With that framing in mind I stopped becoming invested in Worm. It also didn't help that I found most of the cast unlikeable including Taylor. There are few genuine or morally straightforward heroes in this story, which wouldn't be a problem for me if I thought Taylor was one of those few.

Honestly, read it for yourself. This certainly wasn't my cup of tea, but it may be someone else's.
  • LordYAM
  • 27th Aug 16
Axel\'s a fucking imbecile
  • RareGiftFiend
  • 7th Jul 17
Wow. This person states their opinion and gets attacked. That is terrifying and disgusting.
  • Elmo3000
  • 7th Jul 17
Having read some of The Boys and a lot of The Punisher, I don\'t think we really need a first Garth Ennis.


Took me nearly four years to think of that comment.

  • SpectralTime
  • 7th Jul 17
Well worth waiting for anyway.
  • Robotnik
  • 9th Jul 17
Garth Ennis is awesome.
  • MrMallard
  • 11th Jul 17
lol, Worm. I used to cry and whinge on every example of drama I found in the review section, but this review was my first experience dealing with actual rule-breakers. A ton of comments (and I think a couple of retaliatory reviews?) got deleted for drama importation, there were screenshots from the Worm website and a lot of back-and-forth bickering that had jumped directly from the Worm forums straight into this comment section.

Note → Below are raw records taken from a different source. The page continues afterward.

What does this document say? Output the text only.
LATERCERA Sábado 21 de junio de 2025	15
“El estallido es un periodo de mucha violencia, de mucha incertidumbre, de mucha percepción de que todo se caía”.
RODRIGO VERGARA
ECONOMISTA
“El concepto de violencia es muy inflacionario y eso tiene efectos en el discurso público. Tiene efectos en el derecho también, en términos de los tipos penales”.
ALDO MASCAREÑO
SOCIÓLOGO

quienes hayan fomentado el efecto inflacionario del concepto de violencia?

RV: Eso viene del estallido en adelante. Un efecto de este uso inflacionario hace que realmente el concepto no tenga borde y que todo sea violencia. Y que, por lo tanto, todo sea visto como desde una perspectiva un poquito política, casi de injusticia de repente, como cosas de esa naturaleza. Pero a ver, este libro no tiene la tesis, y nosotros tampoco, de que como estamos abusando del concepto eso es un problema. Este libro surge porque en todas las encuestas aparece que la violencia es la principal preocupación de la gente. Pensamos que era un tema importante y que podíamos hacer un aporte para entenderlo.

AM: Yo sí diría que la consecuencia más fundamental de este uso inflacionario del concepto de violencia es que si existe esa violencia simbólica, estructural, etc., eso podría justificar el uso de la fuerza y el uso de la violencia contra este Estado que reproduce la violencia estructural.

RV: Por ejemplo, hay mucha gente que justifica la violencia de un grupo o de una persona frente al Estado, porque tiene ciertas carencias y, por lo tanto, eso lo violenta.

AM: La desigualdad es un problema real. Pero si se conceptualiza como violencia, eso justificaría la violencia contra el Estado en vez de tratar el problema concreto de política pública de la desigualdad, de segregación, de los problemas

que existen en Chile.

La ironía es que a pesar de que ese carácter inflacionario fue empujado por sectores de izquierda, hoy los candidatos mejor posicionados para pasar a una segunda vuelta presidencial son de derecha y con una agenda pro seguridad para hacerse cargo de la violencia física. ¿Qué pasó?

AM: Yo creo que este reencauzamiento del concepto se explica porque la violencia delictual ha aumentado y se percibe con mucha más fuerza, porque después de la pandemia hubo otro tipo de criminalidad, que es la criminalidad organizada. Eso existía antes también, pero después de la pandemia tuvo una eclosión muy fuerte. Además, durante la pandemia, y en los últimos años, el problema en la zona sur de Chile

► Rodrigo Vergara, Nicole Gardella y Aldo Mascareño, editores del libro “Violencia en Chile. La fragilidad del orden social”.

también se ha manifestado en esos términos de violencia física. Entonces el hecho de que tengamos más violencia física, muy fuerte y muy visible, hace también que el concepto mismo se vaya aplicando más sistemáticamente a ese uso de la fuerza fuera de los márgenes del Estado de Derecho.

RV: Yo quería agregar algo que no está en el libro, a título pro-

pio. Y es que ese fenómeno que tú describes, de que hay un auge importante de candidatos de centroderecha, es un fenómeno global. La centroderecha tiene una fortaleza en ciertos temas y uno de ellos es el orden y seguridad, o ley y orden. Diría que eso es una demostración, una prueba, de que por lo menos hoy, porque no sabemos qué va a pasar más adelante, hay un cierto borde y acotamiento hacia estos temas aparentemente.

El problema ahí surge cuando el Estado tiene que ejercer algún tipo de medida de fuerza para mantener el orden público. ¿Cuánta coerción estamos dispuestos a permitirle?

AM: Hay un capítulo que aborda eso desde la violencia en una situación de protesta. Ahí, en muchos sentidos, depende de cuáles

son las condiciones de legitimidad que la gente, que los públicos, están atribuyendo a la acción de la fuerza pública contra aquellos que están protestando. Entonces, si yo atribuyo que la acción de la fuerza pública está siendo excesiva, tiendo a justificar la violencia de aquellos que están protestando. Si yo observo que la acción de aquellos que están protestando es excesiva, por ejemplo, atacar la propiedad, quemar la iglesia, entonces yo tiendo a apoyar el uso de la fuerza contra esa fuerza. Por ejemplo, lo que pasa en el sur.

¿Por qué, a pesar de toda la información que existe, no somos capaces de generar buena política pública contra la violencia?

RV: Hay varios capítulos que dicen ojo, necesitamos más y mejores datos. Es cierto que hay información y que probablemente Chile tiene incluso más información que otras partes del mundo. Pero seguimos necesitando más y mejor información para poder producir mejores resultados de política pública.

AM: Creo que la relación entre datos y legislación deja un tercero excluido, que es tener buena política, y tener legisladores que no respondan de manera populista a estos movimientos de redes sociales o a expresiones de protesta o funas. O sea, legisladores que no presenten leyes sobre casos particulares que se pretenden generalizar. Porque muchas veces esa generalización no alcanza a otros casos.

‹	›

I don\'t remember if the author commented on this review via his own website, but one of the remaining comments implies that one of the users over here was in some sort of contact with the author, or made some dumb pact on a blog post or something to pledge that he would stop causing drama. I dunno. They were kind of nuts.

The reviewer got into deep shit over on the official forums, because a bunch of deluded fans couldn\'t take criticism of a thing they liked. They argued that the reviewer was completely and utterly wrong in his assessment of the work, accused him of sockpuppeting and generally being a hater and a troll. And then they dragged it over here, where it didn\'t belong, because they were so self-righteous and angry that someone would dare challenge the genius of their favorite new author. I haven\'t thought about Worm in years, and I never read all that much of it so I can\'t comment on the quality of the work - but if there\'s any lesson to take away from this, it\'s that you should never take criticism of a work so seriously to the point of offence. Especially if you\'re not the one being criticised.